Earnings, Housing Implications On Consumers, Economic Outlook, Commodities & Small-Cap Stocks

By Yaser Anwar, CSC of Equity Investment Ideas

Analysts continue to rein-in earnings expectations after an impressive three year run of positive revisions. The decrease in earnings expectations will continue until signs emerge that global economic momentum is set improve.


Further weakness is likely as a cooling US economy weighs on global growth. The offset for global stocks is that fund managers are already very bearish on both US economic growth and earnings prospects over the next 12-months, as gauged by the latest Merrill Lynch fund manager survey.


The Chinese government is determined to cool its hot economy and the pace of U.S. growth is already slackening. Thus, economic sensitive industrial commodities are at risk, even though the longer-term backdrop remains supportive. Meanwhile, current high geopolitical tensions mean that the risk premium embedded in oil prices will stay elevated.


From a technical perspective, oil and gas stocks are oversold relative to their metals counterparts and, thus, have some upside. The ratio of oil relative to base metals commodity prices is low. Hence, the backdrop is positive for oil and gas stocks in comparison with industrial metals equities.


Accordingly, a weaker growth environment appears to have already been partially discounted. Hence investors should expect directional uncertainty in equities until yearend based on Q3 earnings results before prospects improve next year.


The Fed's rationale for pausing is that much of the recent pickup reflects gains in the rent component. Outside of rents, core consumer price inflation remains fairly well contained. Moreover, the labor market remains calm and most wage cost measures are benign. Whether the consumer inflation expectations recede as the economy slows and house price inflation turns negative remains to be seen.


Home sales growth continues to contract on an annual basis, while inventories of both new and existing houses have surged in the past year.
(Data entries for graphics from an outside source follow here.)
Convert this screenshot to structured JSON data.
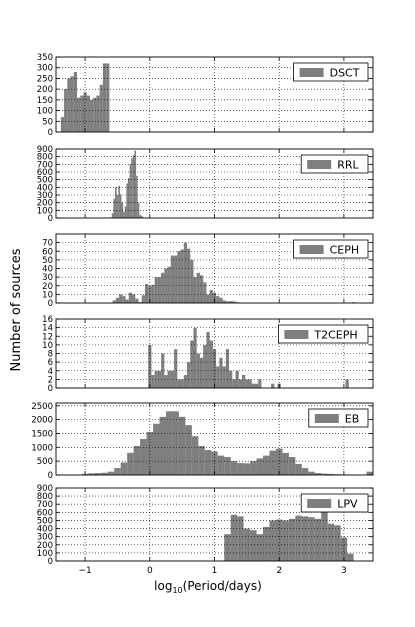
{
  "figure": {
    "ylabel": "Number of sources",
    "xlabel_base": "log",
    "xlabel_sub": "10",
    "xlabel_rest": "(Period/days)",
    "bar_color": "#7f7f7f",
    "grid": true
  },
  "chart_data": [
    {
      "type": "bar",
      "name": "DSCT",
      "legend": "DSCT",
      "legend_position": "top-right",
      "xlim": [
        -1.45,
        3.45
      ],
      "ylim": [
        0,
        350
      ],
      "yticks": [
        "0",
        "50",
        "100",
        "150",
        "200",
        "250",
        "300",
        "350"
      ],
      "bin_width": 0.05,
      "x": [
        -1.35,
        -1.3,
        -1.25,
        -1.2,
        -1.15,
        -1.1,
        -1.05,
        -1.0,
        -0.95,
        -0.9,
        -0.85,
        -0.8,
        -0.75,
        -0.7,
        -0.65
      ],
      "values": [
        70,
        200,
        250,
        260,
        280,
        160,
        170,
        185,
        170,
        150,
        160,
        170,
        220,
        320,
        320
      ]
    },
    {
      "type": "bar",
      "name": "RRL",
      "legend": "RRL",
      "legend_position": "top-right",
      "xlim": [
        -1.45,
        3.45
      ],
      "ylim": [
        0,
        900
      ],
      "yticks": [
        "0",
        "100",
        "200",
        "300",
        "400",
        "500",
        "600",
        "700",
        "800",
        "900"
      ],
      "bin_width": 0.025,
      "x": [
        -0.6,
        -0.575,
        -0.55,
        -0.525,
        -0.5,
        -0.475,
        -0.45,
        -0.425,
        -0.4,
        -0.375,
        -0.35,
        -0.325,
        -0.3,
        -0.275,
        -0.25,
        -0.225,
        -0.2,
        -0.175,
        -0.15,
        -0.125,
        -0.1,
        -0.075
      ],
      "values": [
        10,
        60,
        250,
        400,
        300,
        420,
        310,
        200,
        80,
        150,
        450,
        520,
        700,
        780,
        820,
        880,
        550,
        200,
        40,
        30,
        10,
        5
      ]
    },
    {
      "type": "bar",
      "name": "CEPH",
      "legend": "CEPH",
      "legend_position": "top-right",
      "xlim": [
        -1.45,
        3.45
      ],
      "ylim": [
        0,
        80
      ],
      "yticks": [
        "0",
        "10",
        "20",
        "30",
        "40",
        "50",
        "60",
        "70"
      ],
      "bin_width": 0.05,
      "x": [
        -0.55,
        -0.5,
        -0.45,
        -0.4,
        -0.35,
        -0.3,
        -0.25,
        -0.2,
        -0.15,
        -0.1,
        -0.05,
        0.0,
        0.05,
        0.1,
        0.15,
        0.2,
        0.25,
        0.3,
        0.35,
        0.4,
        0.45,
        0.5,
        0.55,
        0.6,
        0.65,
        0.7,
        0.75,
        0.8,
        0.85,
        0.9,
        0.95,
        1.0,
        1.05,
        1.1,
        1.15,
        1.2,
        1.25,
        1.3,
        1.35,
        3.15
      ],
      "values": [
        3,
        6,
        10,
        8,
        4,
        12,
        10,
        5,
        1,
        9,
        22,
        20,
        21,
        30,
        30,
        35,
        40,
        42,
        55,
        55,
        60,
        62,
        70,
        63,
        50,
        30,
        35,
        32,
        24,
        10,
        15,
        12,
        8,
        6,
        3,
        2,
        2,
        2,
        1,
        1
      ]
    },
    {
      "type": "bar",
      "name": "T2CEPH",
      "legend": "T2CEPH",
      "legend_position": "top-right",
      "xlim": [
        -1.45,
        3.45
      ],
      "ylim": [
        0,
        16
      ],
      "yticks": [
        "0",
        "2",
        "4",
        "6",
        "8",
        "10",
        "12",
        "14",
        "16"
      ],
      "bin_width": 0.05,
      "x": [
        0.0,
        0.05,
        0.1,
        0.15,
        0.2,
        0.25,
        0.3,
        0.35,
        0.4,
        0.45,
        0.5,
        0.55,
        0.6,
        0.65,
        0.7,
        0.75,
        0.8,
        0.85,
        0.9,
        0.95,
        1.0,
        1.05,
        1.1,
        1.15,
        1.2,
        1.25,
        1.3,
        1.35,
        1.4,
        1.45,
        1.5,
        1.55,
        1.6,
        1.65,
        1.7,
        1.75,
        1.8,
        1.85,
        1.9,
        1.95,
        2.0,
        3.05
      ],
      "values": [
        10,
        3,
        4,
        4,
        8,
        3,
        4,
        4,
        9,
        2,
        2,
        3,
        6,
        11,
        14,
        8,
        7,
        10,
        13,
        11,
        9,
        5,
        7,
        5,
        9,
        4,
        2,
        4,
        2,
        3,
        2,
        2,
        1,
        1,
        2,
        0,
        0,
        0,
        1,
        0,
        1,
        2
      ]
    },
    {
      "type": "bar",
      "name": "EB",
      "legend": "EB",
      "legend_position": "top-right",
      "xlim": [
        -1.45,
        3.45
      ],
      "ylim": [
        0,
        2600
      ],
      "yticks": [
        "0",
        "500",
        "1000",
        "1500",
        "2000",
        "2500"
      ],
      "bin_width": 0.1,
      "x": [
        -1.0,
        -0.9,
        -0.8,
        -0.7,
        -0.6,
        -0.5,
        -0.4,
        -0.3,
        -0.2,
        -0.1,
        0.0,
        0.1,
        0.2,
        0.3,
        0.4,
        0.5,
        0.6,
        0.7,
        0.8,
        0.9,
        1.0,
        1.1,
        1.2,
        1.3,
        1.4,
        1.5,
        1.6,
        1.7,
        1.8,
        1.9,
        2.0,
        2.1,
        2.2,
        2.3,
        2.4,
        2.5,
        2.6,
        2.7,
        2.8,
        2.9,
        3.0,
        3.1,
        3.4
      ],
      "values": [
        40,
        60,
        70,
        80,
        120,
        250,
        450,
        800,
        1050,
        1300,
        1550,
        1850,
        2100,
        2300,
        2300,
        2100,
        1800,
        1400,
        1050,
        900,
        850,
        700,
        650,
        500,
        430,
        420,
        500,
        600,
        700,
        880,
        950,
        800,
        650,
        400,
        250,
        120,
        70,
        50,
        40,
        30,
        20,
        10,
        120
      ]
    },
    {
      "type": "bar",
      "name": "LPV",
      "legend": "LPV",
      "legend_position": "top-right",
      "xlim": [
        -1.45,
        3.45
      ],
      "ylim": [
        0,
        900
      ],
      "yticks": [
        "0",
        "100",
        "200",
        "300",
        "400",
        "500",
        "600",
        "700",
        "800",
        "900"
      ],
      "bin_width": 0.1,
      "x": [
        1.2,
        1.3,
        1.4,
        1.5,
        1.6,
        1.7,
        1.8,
        1.9,
        2.0,
        2.1,
        2.2,
        2.3,
        2.4,
        2.5,
        2.6,
        2.7,
        2.8,
        2.9,
        3.0,
        3.1
      ],
      "values": [
        330,
        570,
        550,
        400,
        380,
        330,
        420,
        500,
        510,
        500,
        520,
        560,
        550,
        540,
        520,
        620,
        460,
        440,
        290,
        90
      ]
    }
  ],
  "x_ticks": [
    {
      "value": -1,
      "label": "−1"
    },
    {
      "value": 0,
      "label": "0"
    },
    {
      "value": 1,
      "label": "1"
    },
    {
      "value": 2,
      "label": "2"
    },
    {
      "value": 3,
      "label": "3"
    }
  ]
}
Housing affordability remains at decade lows, suggesting that housing weakness will persist.


This is a major risk for the consumer sector- housing equity withdrawal had been a massive support to consumer spending in recent years, but with little house price gains in the pipeline, equity withdrawal is drying up. Bottom line: consumers are losing an important source of funds and further weakness in consumption is in the pipeline.
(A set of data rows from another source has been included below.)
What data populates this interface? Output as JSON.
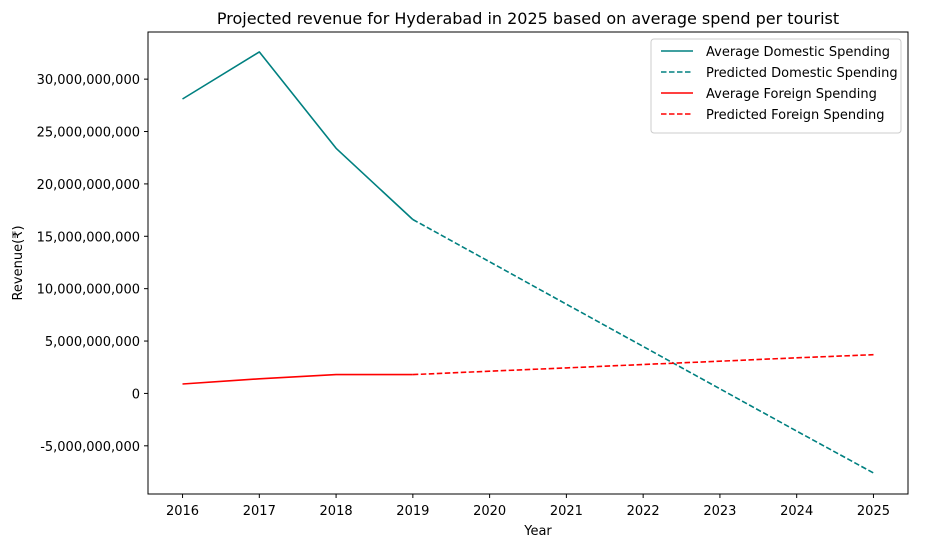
{
  "chart_data": {
    "type": "line",
    "title": "Projected revenue for Hyderabad in 2025 based on average spend per tourist",
    "xlabel": "Year",
    "ylabel": "Revenue(₹)",
    "xlim": [
      2015.55,
      2025.45
    ],
    "ylim": [
      -9600000000,
      34500000000
    ],
    "x_ticks": [
      2016,
      2017,
      2018,
      2019,
      2020,
      2021,
      2022,
      2023,
      2024,
      2025
    ],
    "y_ticks": [
      -5000000000,
      0,
      5000000000,
      10000000000,
      15000000000,
      20000000000,
      25000000000,
      30000000000
    ],
    "y_tick_labels": [
      "-5,000,000,000",
      "0",
      "5,000,000,000",
      "10,000,000,000",
      "15,000,000,000",
      "20,000,000,000",
      "25,000,000,000",
      "30,000,000,000"
    ],
    "grid": false,
    "legend_position": "top-right",
    "series": [
      {
        "name": "Average Domestic Spending",
        "color": "#008080",
        "style": "solid",
        "x": [
          2016,
          2017,
          2018,
          2019
        ],
        "y": [
          28100000000,
          32600000000,
          23400000000,
          16600000000
        ]
      },
      {
        "name": "Predicted Domestic Spending",
        "color": "#008080",
        "style": "dashed",
        "x": [
          2019,
          2020,
          2021,
          2022,
          2023,
          2024,
          2025
        ],
        "y": [
          16600000000,
          12560000000,
          8520000000,
          4480000000,
          440000000,
          -3600000000,
          -7600000000
        ]
      },
      {
        "name": "Average Foreign Spending",
        "color": "#ff0000",
        "style": "solid",
        "x": [
          2016,
          2017,
          2018,
          2019
        ],
        "y": [
          900000000,
          1400000000,
          1800000000,
          1800000000
        ]
      },
      {
        "name": "Predicted Foreign Spending",
        "color": "#ff0000",
        "style": "dashed",
        "x": [
          2019,
          2020,
          2021,
          2022,
          2023,
          2024,
          2025
        ],
        "y": [
          1800000000,
          2120000000,
          2440000000,
          2760000000,
          3080000000,
          3400000000,
          3700000000
        ]
      }
    ]
  }
}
Economic conditions are only partly in place for a Fed pause, based on past cycles. Nonetheless, policymakers are fearful of going too far. Even if the Fed signals a stop this week and bond yields stabilize, the interest burden for US consumers will continue to rise sharply as ARMs and other short-term loans are rolled over at higher interest rates.


The total rise in the interest burden will be much larger than occurred during the 1990s soft landing and could approach levels that preceded the 1990 recession. A recission may not be in the cards now but there will be growing headwind for US consumers.


Small cap stocks have surged into overshoot territory over the past few years, fueled by a steady diet of easy money and rapid economic growth.


In fact, relative performance has reached an extreme, two standard deviations above its 20-year trend. While markets can stay overbought for a prolonged period, the conditions supporting small cap outperformance have begun to fade: liquidity is draining from the financial system at the same time the main engines of growth are slowing, namely the US consumer and Chinese investment growth.


These forces have helped set in motion an upturn in financial market volatility and act as the catalyst to return to large cap leadership.